Proposals for Drake Take Flight

Loose Leaves, 1st run Tuesday 2 February 1999 in The Morning News of Northwest Arkansas

By Ben S. Pollock
Copyright 1999 Donrey Media Group

Love. Midway. Drake. What do these airports have in common? These fields were relegated to secondary status by progress, that is, bigger and newer nearby airports.

Dallas and Chicago, homes of the first two terminals, respectively, are larger than Fayetteville and have been able to support multiple sets of runways for decades. Major airlines have been using both their urban and suburban airports to profitable success.

Fayetteville, although its heart is as big as Big D and Chi-Town’s, might have to face the jet stream as Drake’s remaining airlines heed the lure of big, new, nearby Northwest Arkansas Regional Airport (3XNA2 in Phonetic Pig Latin). Yet Drake’s gates’ losing flights need not be the end of the facility.

As recently closed military bases throughout the country have been modified or out-and-out changed to the eventual benefit of their communities, so Drake Field may have a fresh life and provide benefits for the greater Fayetteville-Springdale-Rogers area into the next millennium.

The first proposal should be the most obvious. Make Drake Field an international airport. It may be smaller than the typical U.S. international airport. It may not accept flights of the supersonic Concorde. Still, the business benefits would be tremendous.

Just having private and charter flights come in from around the world would create a host of related businesses and new jobs. There would be a need for warehouses and duty-free shopping malls, as well as the building of homes for U.S. Customs agents and kennels for their contraband-sniffing dogs.

Or Drake Field could be named a national park. If a row of closed bathhouses along a busy, divided street and across from a row of souvenir shops can make up a national park, as in Hot Springs, why not here in Fayetteville?

If not a national park, let’s flood it and create a sanctioned wildlife-wetland area for rare plants and animals. We must act now, while Arkansas has clout in Washington. That is clout we have there, isn’t it?

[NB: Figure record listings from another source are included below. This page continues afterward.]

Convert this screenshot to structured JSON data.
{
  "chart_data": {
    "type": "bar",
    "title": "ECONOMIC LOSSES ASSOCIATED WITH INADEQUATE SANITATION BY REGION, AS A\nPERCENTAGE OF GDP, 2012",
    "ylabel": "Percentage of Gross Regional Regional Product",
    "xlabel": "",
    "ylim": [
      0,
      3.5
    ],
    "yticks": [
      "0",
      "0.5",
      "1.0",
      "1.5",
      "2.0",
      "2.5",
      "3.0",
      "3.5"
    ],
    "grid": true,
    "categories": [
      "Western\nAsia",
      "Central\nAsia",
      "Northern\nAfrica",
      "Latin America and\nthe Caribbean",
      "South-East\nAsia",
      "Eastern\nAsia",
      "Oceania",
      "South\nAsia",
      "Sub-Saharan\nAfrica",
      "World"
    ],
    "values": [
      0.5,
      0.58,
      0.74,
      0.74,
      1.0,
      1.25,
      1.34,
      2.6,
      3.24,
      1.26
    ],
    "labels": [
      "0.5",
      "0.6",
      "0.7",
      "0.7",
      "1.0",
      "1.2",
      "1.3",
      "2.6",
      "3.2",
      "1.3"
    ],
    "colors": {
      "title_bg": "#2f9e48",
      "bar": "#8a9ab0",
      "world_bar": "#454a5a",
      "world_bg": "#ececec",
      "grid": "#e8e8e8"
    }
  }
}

Drake Field could be privatized. Now that Wal-Mart’s Neighborhood Market concept of a sub-supermarket is up and running, the Bentonville giant ought to spin off another combination of one of its departments and the downtown of yore. The prototype could be set up in the old Drake terminal building for customer testing.

Let’s put the even money on a “Wal-Mart Square Hardware”: where a fellow could buy one carriage bolt or 12 dozen. There the greeter would welcome you from a rusty stool at a counter marked with cigarette-burn marks and coffee rings. With Wal-Mart’s celebrated vendor contracts, a penny nail still would cost you and me just one cent.

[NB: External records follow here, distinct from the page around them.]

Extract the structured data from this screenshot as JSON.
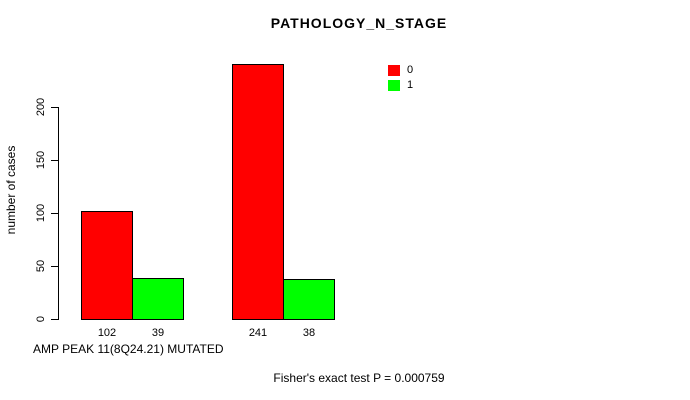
{
  "chart_data": {
    "type": "bar",
    "title": "PATHOLOGY_N_STAGE",
    "ylabel": "number of cases",
    "xlabel": "AMP PEAK 11(8Q24.21) MUTATED",
    "annotation": "Fisher's exact test P = 0.000759",
    "series": [
      {
        "name": "0",
        "color": "#ff0000",
        "values": [
          102,
          241
        ]
      },
      {
        "name": "1",
        "color": "#00ff00",
        "values": [
          39,
          38
        ]
      }
    ],
    "bar_value_labels": [
      "102",
      "39",
      "241",
      "38"
    ],
    "yticks": [
      0,
      50,
      100,
      150,
      200
    ],
    "ylim": [
      0,
      245
    ],
    "grid": false,
    "legend_position": "top-right",
    "background_color": "#ffffff",
    "axis_color": "#000000"
  }
}
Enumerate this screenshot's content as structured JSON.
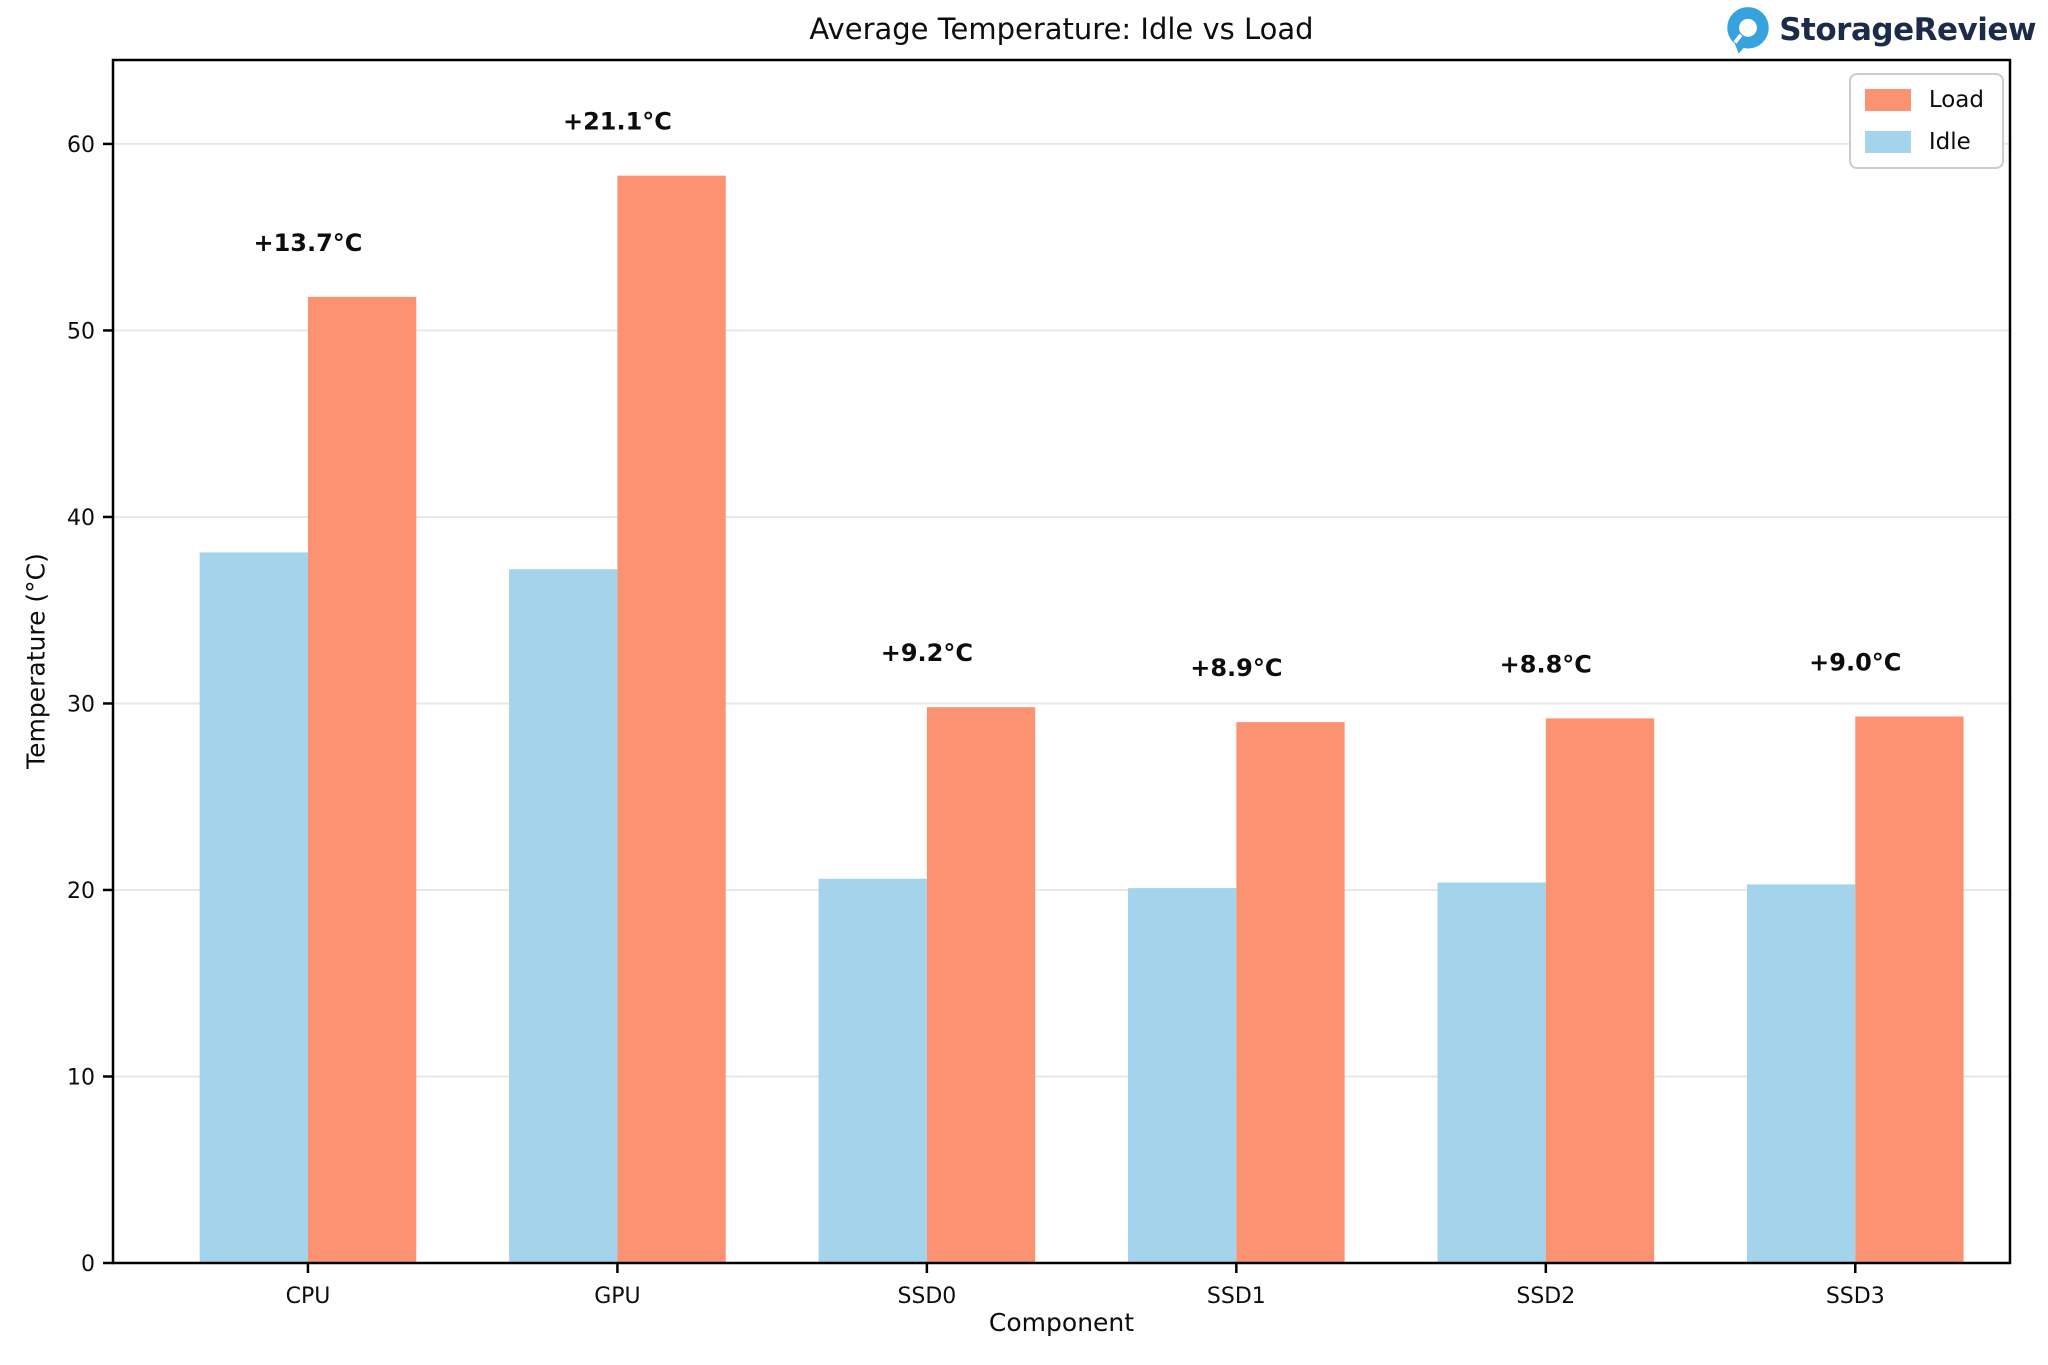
{
  "page": {
    "background": "#ffffff"
  },
  "branding": {
    "logo_text": "StorageReview",
    "logo_text_color": "#1c2b49",
    "logo_icon": "storagereview-pin-icon",
    "logo_icon_color": "#36a3de"
  },
  "legend": {
    "position": "upper right",
    "items": [
      {
        "label": "Load",
        "color": "#FB9373"
      },
      {
        "label": "Idle",
        "color": "#A3D4EB"
      }
    ]
  },
  "chart_data": {
    "type": "bar",
    "title": "Average Temperature: Idle vs Load",
    "xlabel": "Component",
    "ylabel": "Temperature (°C)",
    "categories": [
      "CPU",
      "GPU",
      "SSD0",
      "SSD1",
      "SSD2",
      "SSD3"
    ],
    "series": [
      {
        "name": "Idle",
        "color": "#A3D4EB",
        "values": [
          38.1,
          37.2,
          20.6,
          20.1,
          20.4,
          20.3
        ]
      },
      {
        "name": "Load",
        "color": "#FB9373",
        "values": [
          51.8,
          58.3,
          29.8,
          29.0,
          29.2,
          29.3
        ]
      }
    ],
    "annotations": [
      "+13.7°C",
      "+21.1°C",
      "+9.2°C",
      "+8.9°C",
      "+8.8°C",
      "+9.0°C"
    ],
    "yticks": [
      0,
      10,
      20,
      30,
      40,
      50,
      60
    ],
    "ylim": [
      0,
      64.5
    ],
    "xlim": [
      -0.63,
      5.5
    ],
    "bar_width": 0.35,
    "grid": "horizontal",
    "grid_color": "#e7e7e7",
    "spine_color": "#000000",
    "annotation_style": "bold"
  }
}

A step between the airport commission and a business is a not-for-profit facility. Let all the area icons of capitalism join forces and foundations. Imagine the crowd at the ribbon-cutting for the (Your Name First If You’ve More Than)-Walton-Hunt-Jones-Reynolds Center for Applied Sciences, Industrial Arts and Cultural Diversity.

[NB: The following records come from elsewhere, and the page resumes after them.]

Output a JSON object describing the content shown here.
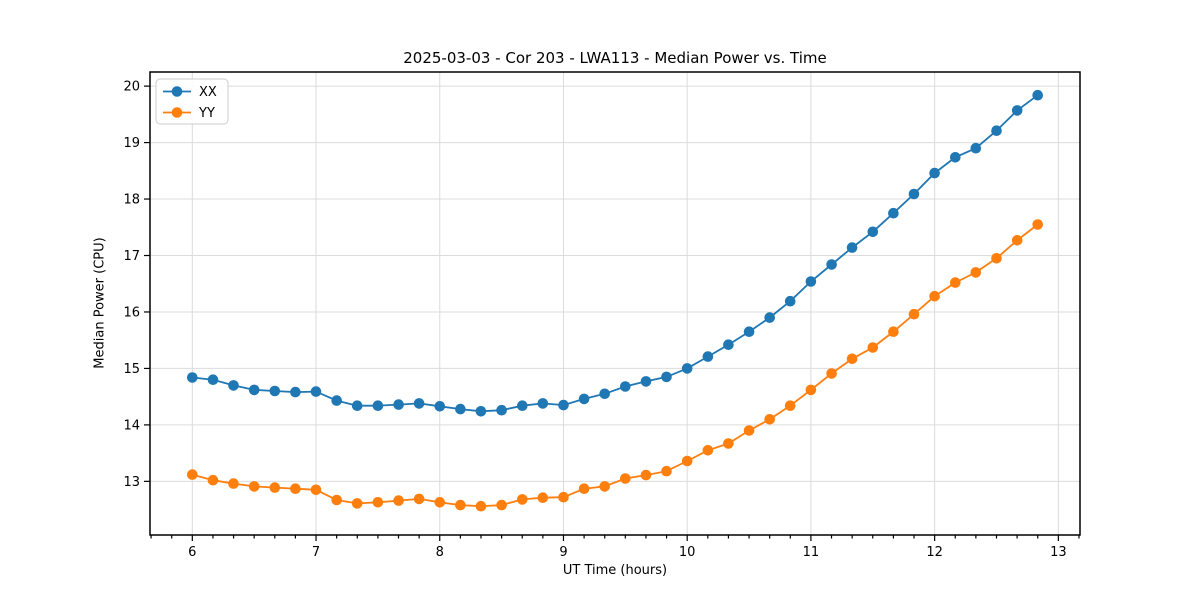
{
  "chart_data": {
    "type": "line",
    "title": "2025-03-03 - Cor 203 - LWA113 - Median Power vs. Time",
    "xlabel": "UT Time (hours)",
    "ylabel": "Median Power (CPU)",
    "xlim": [
      5.658,
      13.175
    ],
    "ylim": [
      12.05,
      20.25
    ],
    "xticks": [
      6,
      7,
      8,
      9,
      10,
      11,
      12,
      13
    ],
    "yticks": [
      13,
      14,
      15,
      16,
      17,
      18,
      19,
      20
    ],
    "minor_xtick_step_hours": 0.1667,
    "grid": true,
    "legend_position": "upper left",
    "x": [
      6.0,
      6.167,
      6.333,
      6.5,
      6.667,
      6.833,
      7.0,
      7.167,
      7.333,
      7.5,
      7.667,
      7.833,
      8.0,
      8.167,
      8.333,
      8.5,
      8.667,
      8.833,
      9.0,
      9.167,
      9.333,
      9.5,
      9.667,
      9.833,
      10.0,
      10.167,
      10.333,
      10.5,
      10.667,
      10.833,
      11.0,
      11.167,
      11.333,
      11.5,
      11.667,
      11.833,
      12.0,
      12.167,
      12.333,
      12.5,
      12.667,
      12.833
    ],
    "series": [
      {
        "name": "XX",
        "color": "#1f77b4",
        "values": [
          14.84,
          14.8,
          14.7,
          14.62,
          14.6,
          14.58,
          14.59,
          14.43,
          14.34,
          14.34,
          14.36,
          14.38,
          14.33,
          14.28,
          14.24,
          14.26,
          14.34,
          14.38,
          14.35,
          14.46,
          14.55,
          14.68,
          14.77,
          14.85,
          15.0,
          15.21,
          15.42,
          15.65,
          15.9,
          16.19,
          16.54,
          16.84,
          17.14,
          17.42,
          17.75,
          18.09,
          18.46,
          18.74,
          18.9,
          19.21,
          19.57,
          19.84
        ]
      },
      {
        "name": "YY",
        "color": "#ff7f0e",
        "values": [
          13.12,
          13.02,
          12.96,
          12.91,
          12.89,
          12.87,
          12.85,
          12.67,
          12.61,
          12.63,
          12.66,
          12.69,
          12.63,
          12.58,
          12.56,
          12.58,
          12.68,
          12.71,
          12.72,
          12.87,
          12.91,
          13.05,
          13.11,
          13.18,
          13.36,
          13.55,
          13.67,
          13.9,
          14.1,
          14.34,
          14.62,
          14.91,
          15.17,
          15.37,
          15.65,
          15.96,
          16.28,
          16.52,
          16.7,
          16.95,
          17.27,
          17.55
        ]
      }
    ]
  },
  "style": {
    "grid_color": "#dcdcdc",
    "spine_color": "#000000",
    "tick_color": "#000000",
    "legend_border_color": "#cccccc",
    "legend_bg_color": "#ffffff",
    "background_color": "#ffffff"
  }
}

Such a charity would keep people flocking to this part of Fayetteville for drafting classes, typewriter repair, long arithmetic, charcoal grilling, home economics and six-pack-net quilting. If these fields were viable, they wouldn’t need non-profit status, and the corporations, not their foundations, would take good care of them. If some of the fields take off, then, as businesses, they still could be run from the terminal, tower, hangars and sheds.

You may think I’m a dreamer for believing Drake Field has a future. Yet just in recent weeks an aviation school has announced it would move to Drake.

So maybe you should hear this idea: a satellite campus of the University of Arkansas for satellite technology. Yes, the Arkansas Space Administration (ASA for short) would give students hands-on experience with all facets of unmanned telecommunication orbiters, from assembling and lift-off to mistakenly crashing into Beaver Lake.

The rocket launches should not be any noisier than the daily plane count at Drake in 1997, if you average out the decibels over a year.